Fleet Financial Group. New England’s largest bank-holding company, made big news when it fired 3,000 people and reduced its operating expenditures by $300 million. In addition, employees no longer get certain small perks, and even its best customers will pay fees that used to be waived for them. Analysts chalked it up to “corporate downsizing,” but they didn’t point out who had wielded the knife. One month before the layoffs. Fleet was the victim of a racial shakedown.
The villain is self-described “urban terrorist” Bruce Marks, although “midget mugger” might be a better moniker. The very-short Marks grew up in Scarsdale, New York, got his MBA from New York University, and went to work for the New York Federal Reserve Bank evaluating bank-merger applications. It wasn’t an honest living, but it beat his later and extremely lucrative “community activism.” Thanks to his four-year campaign against Fleet, Marks’s Union Neighborhood Assistance Corporation is today $140 million richer.
Marks began shaking his little fist at Fleet when it was planning to buy the failed Bank of New England. He knew from his tenure at the Fed that the bank’s record in lending to “low-income” borrowers, a regulatory code word for blacks, would come under careful scrutiny. If Fleet did not pass the quota test, the Fed would reject its application.
Marks noted that Fleet wasn’t lending directly in Boston’s minority-dominated Roxbury, Dorchester, and South End areas. Instead, it backed other mortgage companies that lent at higher rates. Discrimination! he cried. Why should some have to pay higher rates than others? Well, in a loan market, bad credit risks don’t get any money, and marginal borrowers pay higher rates to match the higher risk. This kind of economic rationale, however, no longer has any place in America, even though blacks, on average, have lower incomes, fewer assets, less-stable job histories, and worse credit ratings than whites.
Marks first looked for some black residents of Boston who were convinced the white man was ripping them off, not exactly the toughest job in the world. Then he got some left-wing reporters to make the usual fuss, and eventually the story was featured by the Pravda of liberal journalism, 60 Minutes. In response, Fleet agreed to stop purchasing loans from lenders in the inner city with higher interest rates, but that wasn’t enough. Marks wanted Fleet itself to make bad loans at low interest rates—and to give his organization a pile of dough.
Boston’s Fed tried to arrange a meeting with Fleet officials so Marks could hand them his “Put all your cash in this bag” note. To their credit, Fleet executives refused, and that’s when the real trouble began. Over two years, Marks’s band of urban guerrillas invaded company meals, meetings, press conferences, and speeches. Once Marks and his union goons barged into a hearing of the Senate Banking Committee and sang spirituals at the top of their voices, perhaps including the old favorite “Swing Low, Sweet Moolah.” For this occasion, Marks wore a “Wanted for Loansharking” T-shirt with Fleet Chairman Terrence Murray’s picture on it.

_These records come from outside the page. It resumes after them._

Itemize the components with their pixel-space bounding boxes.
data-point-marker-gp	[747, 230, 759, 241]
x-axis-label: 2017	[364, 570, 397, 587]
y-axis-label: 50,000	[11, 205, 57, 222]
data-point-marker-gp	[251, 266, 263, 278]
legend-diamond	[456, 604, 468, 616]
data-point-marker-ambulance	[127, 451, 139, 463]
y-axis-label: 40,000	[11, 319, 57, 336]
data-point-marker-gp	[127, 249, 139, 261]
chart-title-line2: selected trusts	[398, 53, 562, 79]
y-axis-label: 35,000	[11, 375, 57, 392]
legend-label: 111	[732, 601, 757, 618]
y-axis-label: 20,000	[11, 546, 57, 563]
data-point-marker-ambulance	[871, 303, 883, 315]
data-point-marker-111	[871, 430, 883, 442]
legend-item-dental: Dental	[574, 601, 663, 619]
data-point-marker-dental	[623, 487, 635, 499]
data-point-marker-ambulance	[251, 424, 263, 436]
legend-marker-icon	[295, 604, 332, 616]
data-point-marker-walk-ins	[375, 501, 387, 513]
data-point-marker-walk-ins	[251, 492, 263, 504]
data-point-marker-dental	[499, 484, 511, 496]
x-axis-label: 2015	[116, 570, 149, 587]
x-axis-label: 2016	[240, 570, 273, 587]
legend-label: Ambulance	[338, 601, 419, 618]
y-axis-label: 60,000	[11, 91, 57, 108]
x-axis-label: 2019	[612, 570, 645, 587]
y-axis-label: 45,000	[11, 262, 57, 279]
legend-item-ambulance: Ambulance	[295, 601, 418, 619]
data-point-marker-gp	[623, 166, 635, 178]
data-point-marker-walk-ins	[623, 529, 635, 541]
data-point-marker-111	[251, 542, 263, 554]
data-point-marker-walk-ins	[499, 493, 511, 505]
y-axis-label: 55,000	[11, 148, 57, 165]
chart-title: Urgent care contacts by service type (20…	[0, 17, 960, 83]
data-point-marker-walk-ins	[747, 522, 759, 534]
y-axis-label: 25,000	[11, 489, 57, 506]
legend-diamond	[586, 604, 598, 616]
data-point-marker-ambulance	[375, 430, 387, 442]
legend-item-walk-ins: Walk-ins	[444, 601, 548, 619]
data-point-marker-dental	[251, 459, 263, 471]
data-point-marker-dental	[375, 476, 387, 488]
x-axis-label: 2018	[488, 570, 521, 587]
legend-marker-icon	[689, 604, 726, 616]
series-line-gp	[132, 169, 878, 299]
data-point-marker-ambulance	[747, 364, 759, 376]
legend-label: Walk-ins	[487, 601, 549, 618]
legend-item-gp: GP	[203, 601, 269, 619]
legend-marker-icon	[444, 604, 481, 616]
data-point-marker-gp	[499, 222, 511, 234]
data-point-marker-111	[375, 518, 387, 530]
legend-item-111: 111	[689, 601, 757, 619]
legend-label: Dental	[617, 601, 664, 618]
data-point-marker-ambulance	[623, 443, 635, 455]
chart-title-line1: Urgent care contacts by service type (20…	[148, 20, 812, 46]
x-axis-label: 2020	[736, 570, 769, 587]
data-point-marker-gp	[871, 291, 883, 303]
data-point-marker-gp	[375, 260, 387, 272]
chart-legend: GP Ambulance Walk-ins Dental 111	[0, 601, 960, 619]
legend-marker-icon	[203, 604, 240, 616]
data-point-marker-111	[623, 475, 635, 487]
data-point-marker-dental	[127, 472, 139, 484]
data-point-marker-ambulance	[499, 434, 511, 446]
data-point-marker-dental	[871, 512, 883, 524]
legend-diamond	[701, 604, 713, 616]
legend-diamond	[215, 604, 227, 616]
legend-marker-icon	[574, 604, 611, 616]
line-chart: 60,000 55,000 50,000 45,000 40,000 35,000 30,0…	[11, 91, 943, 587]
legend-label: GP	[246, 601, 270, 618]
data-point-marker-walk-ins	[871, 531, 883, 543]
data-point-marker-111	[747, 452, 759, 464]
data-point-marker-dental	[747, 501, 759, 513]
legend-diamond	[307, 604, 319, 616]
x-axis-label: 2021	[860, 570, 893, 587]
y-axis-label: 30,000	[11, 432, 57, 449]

It was the sort of display that makes executives cower, politicians swoon, and regulators cheer, and in the end, after more pressure from the Fed and the media. Fleet gave Marks $140 million. It also agreed to set aside $7.2 billion for “low-income” borrowers who wouldn’t qualify by normal standards, plus another $800 million for “inner-city borrowers” who make deadbeats look good.
The story ended with a Capitol Hill press conference. Marks hailed the “bold and innovative” new lending program and tossed a hatchet into a papier-mâché coffin to symbolize that, $140 million and all, he was now satisfied. Of course, Marks had actually buried the hatchet in the hearts of Fleet’s stockholders and of the credit-worthy customers who would now not get loans. Another set of victims were the 3,000 employees canned one month later.
Fleet’s management turned out to be cowardly, but the holdup never would have worked without a Federal Reserve driver at the wheel of the getaway car. Once again, the government, special interests, and the welfare class ganged up on a company and the middle class. That’s the welfare state in a nutshell.